HealthManagement, Volume 12, Issue 2 / 2010

Legislation: Working Times and Late Payments

The European Commission is reopening the controversial debate on the future of working time across Europe and has begun to canvas the views of employers and employees on the changes that should be made to the present arrangements. The initiative will have direct implications for hospital managers as attention focuses on the maximum working week, the definition of daily and weekly rest periods, the opt out and, most difficult of all, the treatment of on-call time.

 

László Andor, the new EU employment and social affairs Commissioner, is determined to try to break the deadlock which has existed since national governments and the European Parliament failed to agree in April 2009 on ways to update legislation which first took effect some 16 years earlier. That failure, he points out, makes it impossible to ensure that employees’ health and safety are being effectively protected across Europe. It denies employers, businesses and employees the necessary flexibility to organise their work schedules and raises the possibility of legal action against governments whose arrangements are incompatible with European law.

 

He is now challenging trade unions and employer organisations to come forward with imaginative ideas to bridge the many differences which continue to stall progress. “We need a comprehensive review of the rules based on a thorough impact assessment with a strong social dimension. We invite the social partners to reflect broadly on this crucial issue and to come forward with innovative proposals that move beyond unsuccessful debates of the past,” he said. If the current exercise does indeed produce some constructive thinking, the Commission, which is preparing an impact assessment on the existing legislation, could table a new legislative proposal.

 

The Commission is hoping that the way in which work patterns have changed significantly over the past two decades may encourage both employer and employee organisations to be more flexible. It points to the fall in average weekly working hours in the EU from 39 hours in 1990 to 37.8 hours in 2006; the growth in part-time workers from 14 percent in 1992 to 18.8 percent in 2009; and to wider use of flexitime and time credit systems.

 

The Commission’s report launching the new working time consultation acknowledges the specific situation of the health sector, without offering any possible ways to reconcile competing demands.

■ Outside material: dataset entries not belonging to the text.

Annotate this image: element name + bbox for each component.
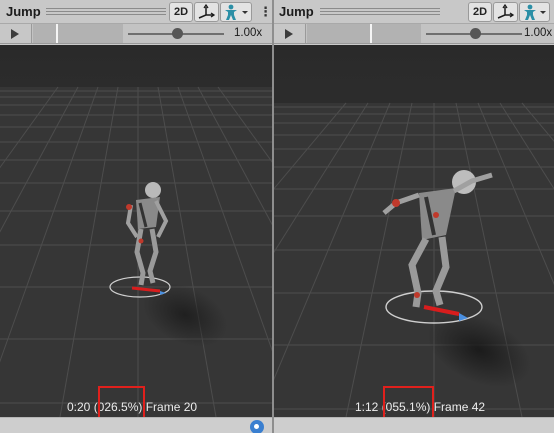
speed-slider-knob[interactable] xyxy=(172,28,183,39)
chevron-down-icon xyxy=(540,11,546,14)
pivot-axis-icon xyxy=(198,3,216,19)
clip-title: Jump xyxy=(279,4,314,19)
speed-slider-knob[interactable] xyxy=(470,28,481,39)
speed-label: 1.00x xyxy=(524,27,553,39)
avatar-preview-dropdown[interactable] xyxy=(519,2,550,22)
animation-preview-window: Jump 2D ⋮ 1.00x 0:20 (026.5%) Frame 20 J… xyxy=(0,0,554,433)
drag-grip[interactable] xyxy=(46,8,166,15)
avatar-body-icon xyxy=(225,4,248,20)
preview-title-bar[interactable]: Jump 2D xyxy=(274,0,554,24)
clip-title: Jump xyxy=(6,4,41,19)
drag-grip[interactable] xyxy=(320,8,440,15)
status-bar xyxy=(274,417,554,433)
play-icon xyxy=(11,29,19,39)
play-button[interactable] xyxy=(0,24,32,43)
scene-viewport[interactable] xyxy=(0,45,272,417)
pivot-axis-icon xyxy=(497,3,515,19)
avatar-preview-dropdown[interactable] xyxy=(220,2,252,22)
preview-panel-right: Jump 2D 1.00x 1:12 (055.1%) Frame 42 xyxy=(274,0,554,433)
kebab-menu-icon[interactable]: ⋮ xyxy=(259,3,272,21)
playhead[interactable] xyxy=(56,24,58,43)
toggle-2d-button[interactable]: 2D xyxy=(169,2,193,22)
speed-label: 1.00x xyxy=(234,27,263,39)
status-bar xyxy=(0,417,272,433)
playback-controls: 1.00x xyxy=(0,24,272,44)
play-icon xyxy=(285,29,293,39)
avatar-body-icon xyxy=(524,4,546,20)
pivot-axis-button[interactable] xyxy=(493,2,518,22)
percent-highlight xyxy=(383,386,434,420)
preview-panel-left: Jump 2D ⋮ 1.00x 0:20 (026.5%) Frame 20 xyxy=(0,0,272,433)
playback-timeline[interactable] xyxy=(33,24,123,43)
asset-bundle-icon[interactable] xyxy=(250,420,264,433)
scene-viewport[interactable] xyxy=(274,45,554,417)
percent-highlight xyxy=(98,386,145,420)
playback-controls: 1.00x xyxy=(274,24,554,44)
playhead[interactable] xyxy=(370,24,372,43)
preview-title-bar[interactable]: Jump 2D ⋮ xyxy=(0,0,272,24)
pivot-axis-button[interactable] xyxy=(194,2,219,22)
toggle-2d-button[interactable]: 2D xyxy=(468,2,492,22)
playback-timeline[interactable] xyxy=(307,24,421,43)
chevron-down-icon xyxy=(242,11,248,14)
play-button[interactable] xyxy=(274,24,306,43)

It recognises that the need to provide round the clock services “creates the delicate problem of how to calculate working hours and rest periods in cases of ‘on-call time’. It contrasts the views of those who maintain that long hours spent on call at the workplace can have a detrimental effect on staff health and so should therefore be counted as working time against the argument that to do so “can have very damaging consequences for the functioning and financing of services that need special flexibility in order to function on a 24-hour basis”.

 

While changes to EU working time legislation are certainly unlikely in the short-term, new European rules clamping down on late payments could be agreed within a few months. The European Parliament is due to vote before the summer on measures to tighten up existing arrangements and the medical technology industry is following developments with interest.

 

Eucomed, which represents 11,000 designers, manufacturers and suppliers of medical technology, has recently complained that its members are suffering because of delays by hospitals in paying for the equipment they purchase. It found that last year invoices unpaid for over 30 days by public hospitals amounted to over seven billion euro – the equivalent of 10 percent of the sector’s turnover.

 

John Wilkinson, Eucomed’s chief executive, has warned of the consequences of such delays, “The situation has become so severe that some companies are facing bankruptcy. Unfortunately, patients will also suffer when companies withdraw from the market and the range of products and treatments available become restricted. This will add to health inequalities across Europe.”

 

The worst culprits are Spain and Italy where the average payment time by hospitals is 200 days, although in some of their regions it can be three times as long. In almost half of all 27 EU Member States the average payment period is well over 100 days. At the other end of the scale, the UK has committed central government departments and National Health Service agencies to pay within ten days. In Ireland, government departments settle invoices within 15 days and state bodies within 30.

 

Eucomed fully supports the current legislative proposal that tougher penalties be applied to late payers. These include interest on the sums owed and responsibility for meeting the recovery costs involved. The medical technology sector is also fighting any moves to exempt public hospitals from the scope of the European legislation.